“The situation in Slovenia is normal, stable and there is nothing unusual,” State Secretary Boštjan Šefic, who coordinates the refugee issue in Slovenia, said at a press conference today. Since mid- February up to 800 migrants a day have arrived, and sometimes there are none. Slovenia will continue to implement the Schengen rules strictly. In this respect, Šefic said that Slovenia was aware that the number of people arriving in Greece from Turkey is still high, between 2500 and 3000 migrants a day, which has put Greece under quite a strain, and the situation on the border between Macedonia and Greece is still very sensitive due to the high number of migrants waiting to cross. Therefore, Slovenia is still working for a common European solution.
Therefore, the directors of police forces of countries along the Balkan migration route met again yesterday. The meeting did not produce new agreements, but confirmed what was agreed at the meeting in Zagreb. Unfortunately, despite the invitations from the organiser, the meeting was not attended by representatives of Germany, Greece, Albania and Bulgaria, with the only new participant being a representative of the European Commission. With regard to the previous meeting and the published number of 580 migrants, which is being cited by the media, Šefic explained that this is not a daily quota, but the total agreed number of persons on a single train from Croatia that the Slovenian police can check daily in accordance with the Schengen rules.
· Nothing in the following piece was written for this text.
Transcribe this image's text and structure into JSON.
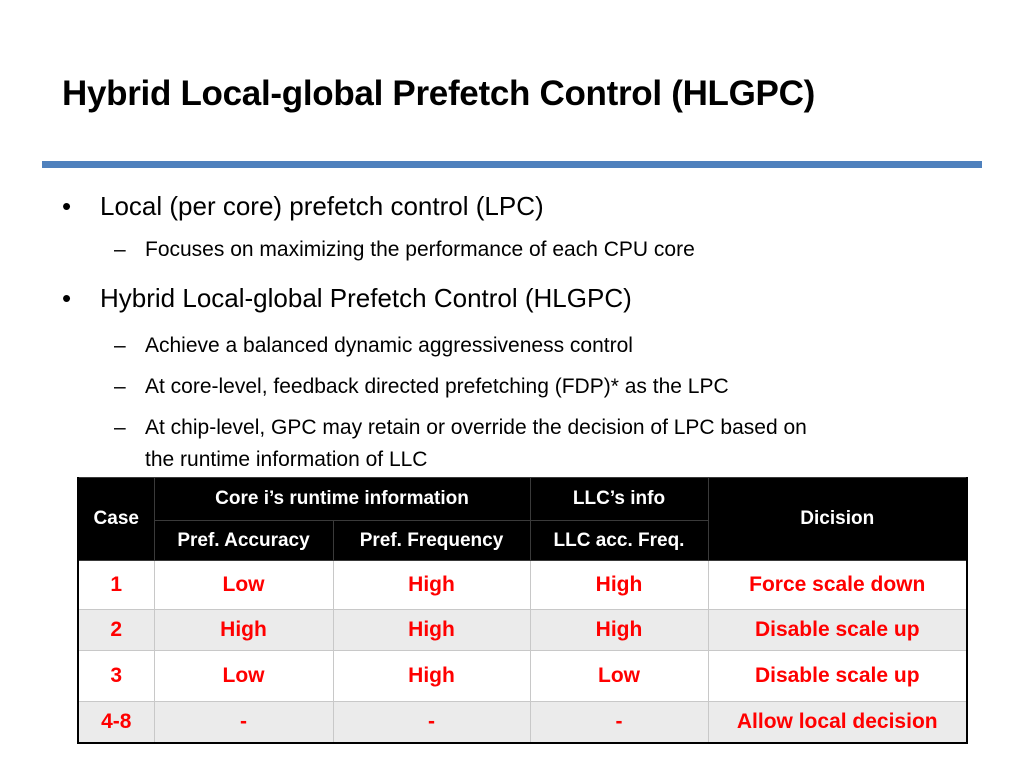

Austria occasionally denies entry to some migrants that Slovenia has allowed to proceed. The numbers of those denied entry are not high, and the reason is usually that people provide different information to the Austrian and the Slovenian authorities. We try to coordinate promptly with Austria about how to proceed, so that such instances are as few as possible, said the State Secretary.
Today (2 March 2016), there are 231 migrants in Slovenia who have been denied entry by Austria and 326 asylum seekers. The latter include 32 unaccompanied minors. All those who have been denied entry or who entered Slovenia illegally are housed in the Aliens Centre where they wait for procedures to be completed. Because stricter rules apply to accommodation in the Aliens’ Centre, the police try to make the situation easier for members of vulnerable groups (families, women, minors) by putting them in accommodation centres.
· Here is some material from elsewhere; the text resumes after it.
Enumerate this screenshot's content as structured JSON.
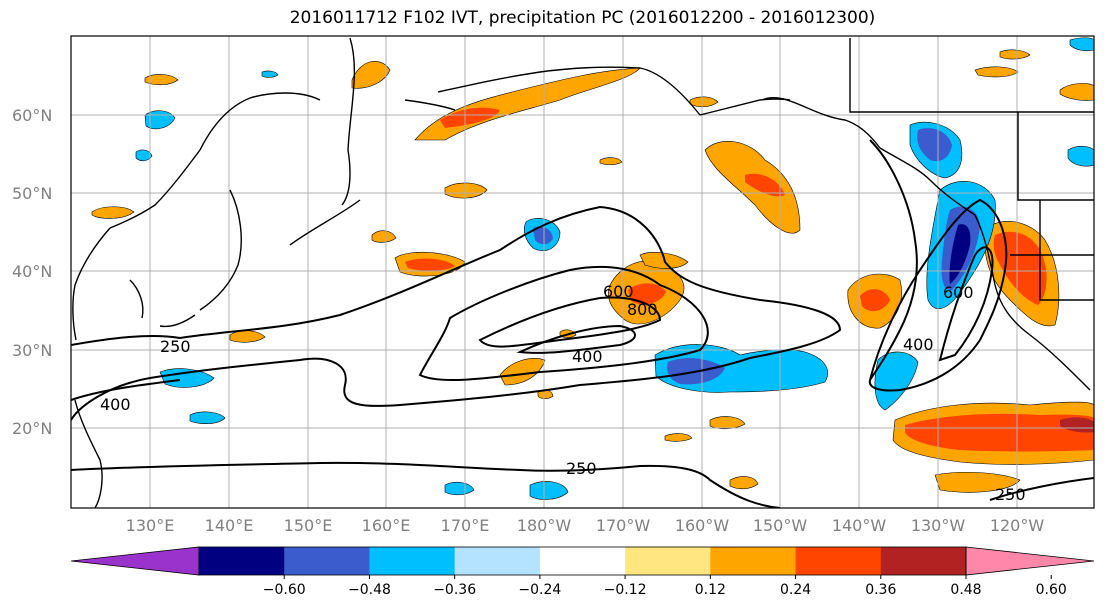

Even along the so-called green border, which is also being protected by the Slovenian Armed Forces in accordance with police instructions, there is nothing unusual. For the time being, members of the Slovenian Armed Forces are patrolling the border alongside the police. Up to 200 members of the SAF are currently deployed in such tasks. The SAF has not yet needed to exercise the powers granted to it on the basis of Article 37a of the Defence Act, said Šefic.